Crowd simulation literature solves this issue with the attraction point idiom, which conveniently works well for traffic simulation. This approach works as following;
- Identify which road the vehicle resides on.
- Find the point on the road nearest to the vehicle.
- Project a point n pixels ahead along the road, where n is some number (called Lookahead in the above demo). This is the attraction point. In case the attraction point does not lie on a road, it should be recomputed while taking a "turn" in to account, i.e., the attraction point follows corners.
- The vehicle's direction is the vector that steers towards the attraction point.
Adding variation
If every vehicle follows the same path, it may look a bit dull. This could be solved by offsetting the attraction point along the perpendicular axis along the road. In the above demo the offset is determined using a sine wave with respect to distance traveled. Admittedly it looks like a drunk driver is zig-zagging, it does demonstrate how a offset could work. Some literature suggest the use of Perlin noise for pretty looking variation. This is something I’ll be implementing soon.

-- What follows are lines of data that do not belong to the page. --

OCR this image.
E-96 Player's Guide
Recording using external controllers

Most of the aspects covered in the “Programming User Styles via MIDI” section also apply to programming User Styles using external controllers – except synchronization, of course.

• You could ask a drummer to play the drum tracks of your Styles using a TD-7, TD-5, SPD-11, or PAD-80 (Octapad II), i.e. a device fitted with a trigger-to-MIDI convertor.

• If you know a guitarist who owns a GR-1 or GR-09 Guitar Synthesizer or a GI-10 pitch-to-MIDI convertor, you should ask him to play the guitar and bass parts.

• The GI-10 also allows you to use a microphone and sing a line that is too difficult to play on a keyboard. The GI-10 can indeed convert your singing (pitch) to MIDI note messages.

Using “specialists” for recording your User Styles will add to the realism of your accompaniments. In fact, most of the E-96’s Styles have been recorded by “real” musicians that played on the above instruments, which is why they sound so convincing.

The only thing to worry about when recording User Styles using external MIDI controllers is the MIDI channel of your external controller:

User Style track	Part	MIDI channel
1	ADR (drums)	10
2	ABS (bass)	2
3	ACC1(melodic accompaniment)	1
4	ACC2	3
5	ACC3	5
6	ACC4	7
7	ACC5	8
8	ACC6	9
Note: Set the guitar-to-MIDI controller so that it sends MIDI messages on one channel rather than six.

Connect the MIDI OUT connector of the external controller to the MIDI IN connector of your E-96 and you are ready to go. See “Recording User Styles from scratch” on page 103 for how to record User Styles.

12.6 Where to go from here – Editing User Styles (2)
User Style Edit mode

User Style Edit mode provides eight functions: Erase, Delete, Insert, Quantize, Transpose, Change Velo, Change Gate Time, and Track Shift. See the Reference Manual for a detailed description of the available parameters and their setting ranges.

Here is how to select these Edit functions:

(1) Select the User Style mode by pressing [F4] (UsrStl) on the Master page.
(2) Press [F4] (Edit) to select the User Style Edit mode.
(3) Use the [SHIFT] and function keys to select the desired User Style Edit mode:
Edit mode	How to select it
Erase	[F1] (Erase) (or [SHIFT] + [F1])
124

Dealing with other vehicles
Thus far we have a bunch of vehicles following a road. What remains is for them to take each other into account. One could use a rule-based system (e.g., “if too close - use breaks”). A rule-based system requires an explicit rule for every traffic situation, which doesn’t scale well and takes effort to compose. As an experiment I implemented the separation steering behaviour as described in Craig Reynolds’ work, which negates the need for explicit formulation of rules.
A vehicle observes neighbouring vehicles within a given radius (called Viewrange in the above demo). It computes a direction that steers away from those vehicles (e.g., take the direction towards a neighbour and flip it). All these separation directions are averaged into a single separating direction. When computing the vehicle’s direction, the path following direction and separation are added together.
This yields some cool emergent behaviours;
- Vehicles sporadically overtake each other when their desired speeds vary significantly.
- The front vehicle in a tailgating situation accelerates. (A stressed driver?)
- Vehicles only sporadically overlap, rendering thorough collision detection unnecessary.
Future work
Thus far it looks cool, though it’s not quite a shippable product for a computer game. In my paper I also address traffic lights and vehicles taking turns, this is something I’ll be implementing at some point, and this will hopefully introduce more realism. You may encounter little bugs where vehicles drive in circles instead of taking a turn - I’m working on that!